29) MPM © schrieb am 15.09.2016 um 16:24:52 zur Folge und der letzte Song: Peter Kirchberger war schon besetzt (und evtl. auch schon eingesprochen) als Andreas Beurmann noch lebte und die Rolle auch noch sprechen sollte.

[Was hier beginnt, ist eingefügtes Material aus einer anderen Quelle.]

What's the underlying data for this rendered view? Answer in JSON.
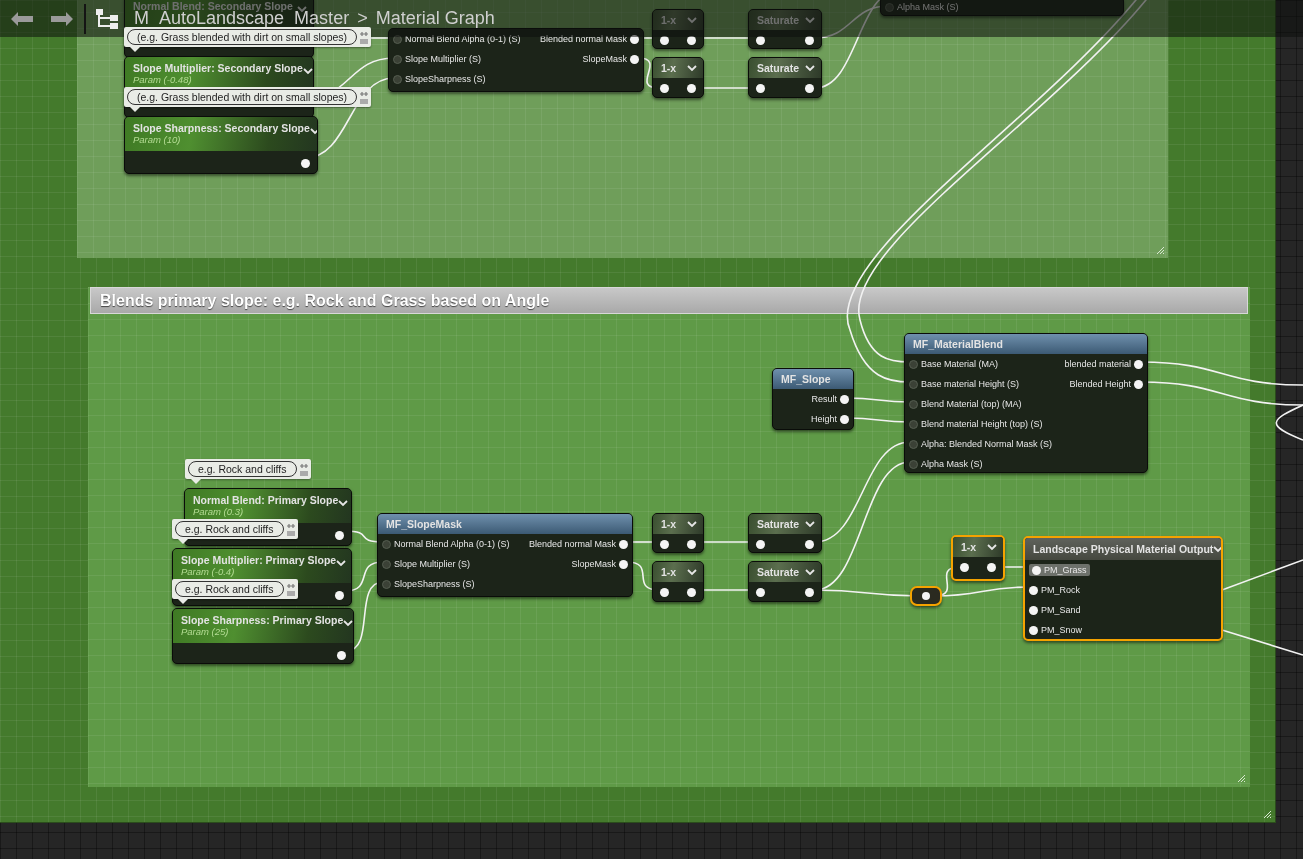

30) PerryClifton © schrieb am 15.09.2016 um 16:53:55 zur Folge und der letzte Song: @28 Der Beschreibung Schulzkis stimme ich absolut zu. Seine Stimme lässt einen immer sofort aufhorchen und verleiht den gesprochenen Rollen oft so eine Art eleganter, tiefsinniger Aura, je nach Rolle sympathisch oder böse. Nur für Onkel Titus eben finde ich Kirchbergers energiegeladene Frivolität etwas passender.
@29 Das würde einiges erklären.

31) Jeffrey Shaw © schrieb am 16.09.2016 um 01:00:49 zur Folge und der letzte Song: Gerade in die Hörprobe reingehört. Hahahuhuahahha. Lennys Partyperformance hat etwas Spinal Tap-mäßiges. Oder Peter Kirchberger wandelt auf Michael McKeans Spuren.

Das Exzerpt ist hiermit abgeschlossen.